Back in Prague, the Social Democrats took a beating even though Topolánek offered no evidence or explanation why the ČSSD would want to publish photos that also compromised their own former Industry and Trade Minister Milan Urban, who also stayed in Tuscany. Topolánek also turned his anger on the former intelligence service head Karel Randášek, who handed some of the photos over to the daily MF Dnes.

Topolánek’s tactic was a partial success. Commentators, in a custom rooted in the days of communism, started asking whose interest the scandal served. Who took the photos and why is surely an interesting question but one which unfortunately misses the point. The fact is that Topolánek stayed in a villa where he met with prominent businessmen and lobbyists with whom he also sailed on a luxury yacht.

We might, of course, content ourselves with Topolánek’s explanation that these meetings weren’t in any way out of the ordinary. He meets with these and other businessmen in the Czech Republic as well. But the public has the right to know why so many prominent lobbyists and businessmen would go all the way to Italy to meet with Topolánek and, chiefly, to know who paid for all of it. In addition, the people said to have facilitated the rent of the villa, and those in Topolánek’s presence, include men with close relationships to the fugitive Radovan Krejčíř and the criminally prosecuted entrepreneur Tomáš Pitra.

One commentator who fully grasped the “Whom does it serve?” question is Bohumil Doležal. He repeatedly prodded the media to focus on who was behind the purported attempt to discredit Topolánek, because the whole scandal is apparently a pre-election campaign against the ODS.

The attempt to discredit Topolánek is reportedly dangerous because, were the ČSSD to win the upcoming elections, the party would unite with the Communists and impose a “directed” democracy.

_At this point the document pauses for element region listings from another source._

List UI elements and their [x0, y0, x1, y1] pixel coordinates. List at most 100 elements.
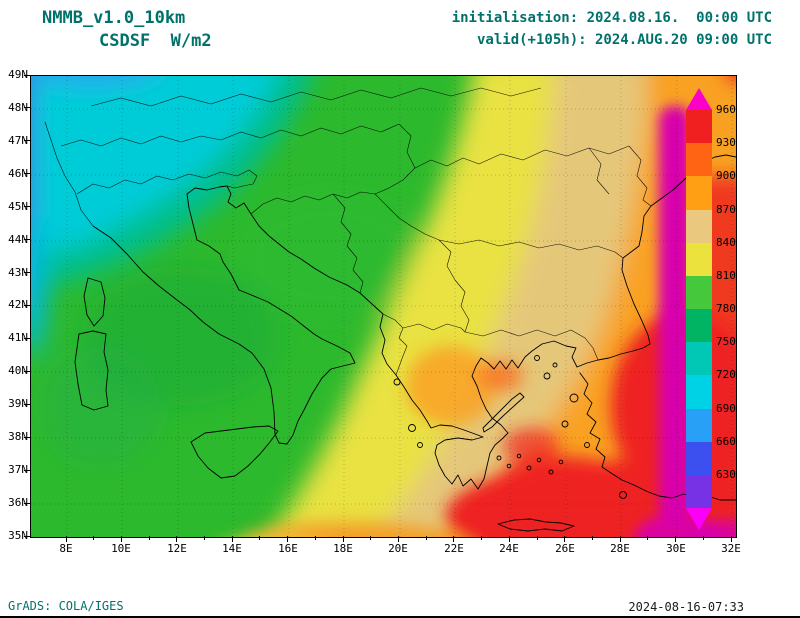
- country-borders-group: [44, 87, 652, 376]
- lon-tick: [508, 536, 510, 542]
- creation-timestamp: 2024-08-16-07:33: [628, 600, 744, 614]
- lon-tick: [564, 536, 566, 542]
- colorbar-label: 720: [716, 368, 736, 381]
- colorbar-segment: [686, 143, 712, 177]
- colorbar-cap-bottom: [686, 508, 712, 531]
- lat-tick: [24, 370, 30, 372]
- lon-label: 24E: [499, 542, 519, 555]
- colorbar-segment: [686, 375, 712, 409]
- lat-label: 35N: [8, 529, 28, 542]
- lon-label: 8E: [59, 542, 73, 555]
- map-plot-area: [30, 75, 737, 538]
- lon-minor-tick: [647, 536, 649, 540]
- colorbar-label: 840: [716, 236, 736, 249]
- lat-tick: [24, 403, 30, 405]
- colorbar-label: 900: [716, 169, 736, 182]
- lon-minor-tick: [204, 536, 206, 540]
- lon-tick: [120, 536, 122, 542]
- lon-tick: [287, 536, 289, 542]
- initialisation-time: initialisation: 2024.08.16. 00:00 UTC: [451, 10, 772, 26]
- field-blobs-group: [31, 76, 736, 537]
- lon-minor-tick: [259, 536, 261, 540]
- colorbar-label: 870: [716, 203, 736, 216]
- graticule-group: [31, 76, 736, 537]
- lon-minor-tick: [148, 536, 150, 540]
- lon-tick: [342, 536, 344, 542]
- lon-minor-tick: [481, 536, 483, 540]
- lat-label: 46N: [8, 167, 28, 180]
- lat-tick: [24, 140, 30, 142]
- lat-tick: [24, 337, 30, 339]
- colorbar-segment: [686, 342, 712, 376]
- lat-label: 42N: [8, 298, 28, 311]
- lon-label: 28E: [610, 542, 630, 555]
- lat-label: 44N: [8, 233, 28, 246]
- bottom-rule: [0, 616, 800, 618]
- lat-label: 45N: [8, 200, 28, 213]
- grads-credit: GrADS: COLA/IGES: [8, 599, 124, 613]
- model-title: NMMB_v1.0_10km: [42, 8, 186, 28]
- lat-label: 47N: [8, 134, 28, 147]
- lon-label: 14E: [222, 542, 242, 555]
- colorbar-label: 930: [716, 136, 736, 149]
- lon-tick: [619, 536, 621, 542]
- colorbar-label: 960: [716, 103, 736, 116]
- lon-minor-tick: [591, 536, 593, 540]
- lat-tick: [24, 305, 30, 306]
- lat-label: 43N: [8, 266, 28, 279]
- colorbar-label: 660: [716, 435, 736, 448]
- lon-tick: [675, 536, 677, 542]
- lon-tick: [398, 536, 399, 542]
- lon-label: 22E: [444, 542, 464, 555]
- lat-label: 36N: [8, 496, 28, 509]
- colorbar-cap-top: [686, 88, 712, 110]
- lat-tick: [24, 272, 30, 274]
- lat-tick: [24, 535, 30, 537]
- colorbar-segment: [686, 110, 712, 144]
- colorbar-segment: [686, 441, 712, 475]
- colorbar-segment: [686, 242, 712, 276]
- colorbar-segment: [686, 176, 712, 210]
- lat-label: 39N: [8, 397, 28, 410]
- lat-tick: [24, 206, 30, 208]
- colorbar-segment: [686, 209, 712, 243]
- lat-tick: [24, 502, 30, 504]
- lat-tick: [24, 74, 30, 76]
- lat-tick: [24, 107, 30, 109]
- lon-label: 10E: [111, 542, 131, 555]
- variable-title: CSDSF W/m2: [99, 31, 212, 51]
- colorbar: [686, 88, 712, 531]
- lon-label: 30E: [666, 542, 686, 555]
- valid-time: valid(+105h): 2024.AUG.20 09:00 UTC: [476, 32, 772, 48]
- lat-label: 38N: [8, 430, 28, 443]
- colorbar-segment: [686, 474, 712, 509]
- colorbar-segment: [686, 408, 712, 442]
- colorbar-segment: [686, 309, 712, 343]
- lat-tick: [24, 173, 30, 175]
- lat-label: 40N: [8, 364, 28, 377]
- lat-tick: [24, 239, 30, 241]
- map-field-svg: [31, 76, 736, 537]
- colorbar-label: 690: [716, 402, 736, 415]
- lat-label: 48N: [8, 101, 28, 114]
- lon-minor-tick: [425, 536, 427, 540]
- lon-tick: [231, 536, 233, 542]
- lon-tick: [176, 536, 178, 542]
- colorbar-label: 810: [716, 269, 736, 282]
- lon-minor-tick: [370, 536, 372, 540]
- lon-tick: [453, 536, 455, 542]
- lon-minor-tick: [702, 536, 704, 540]
- lon-label: 20E: [388, 542, 408, 555]
- lon-label: 12E: [167, 542, 187, 555]
- lat-label: 37N: [8, 463, 28, 476]
- lon-minor-tick: [536, 536, 538, 540]
- lat-label: 49N: [8, 68, 28, 81]
- colorbar-label: 780: [716, 302, 736, 315]
- lon-minor-tick: [314, 536, 316, 540]
- lat-tick: [24, 469, 30, 471]
- colorbar-label: 750: [716, 335, 736, 348]
- lon-label: 26E: [555, 542, 575, 555]
- lon-tick: [65, 536, 67, 542]
- lon-tick: [730, 536, 732, 542]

Nevertheless, Doležal doesn’t bother explaining the roots of his belief in the bleak future that would result from the ČSSD’s victory. And neither do we find out how such a “directed” democracy would function.

The columnist’s logic is simple: If the ČSSD wins, there’s the threat of imposed “directed” democracy, so let’s forgive the chiefs of the ODS for the poor practices that appear rather mafia-like to those citizens less-blind than the commentator obsessed by the dangers of the left.

The trouble is that our not-yet-“directed” democracy more and more resembles the mafia practices of Italian politics. If in the end one side really figures out a way to curb our democracy after the elections, it will unfortunately have an easy time with the public, if only because the current state of Czech government à la Berlusconi appears to be a model of political administration not worth fighting for.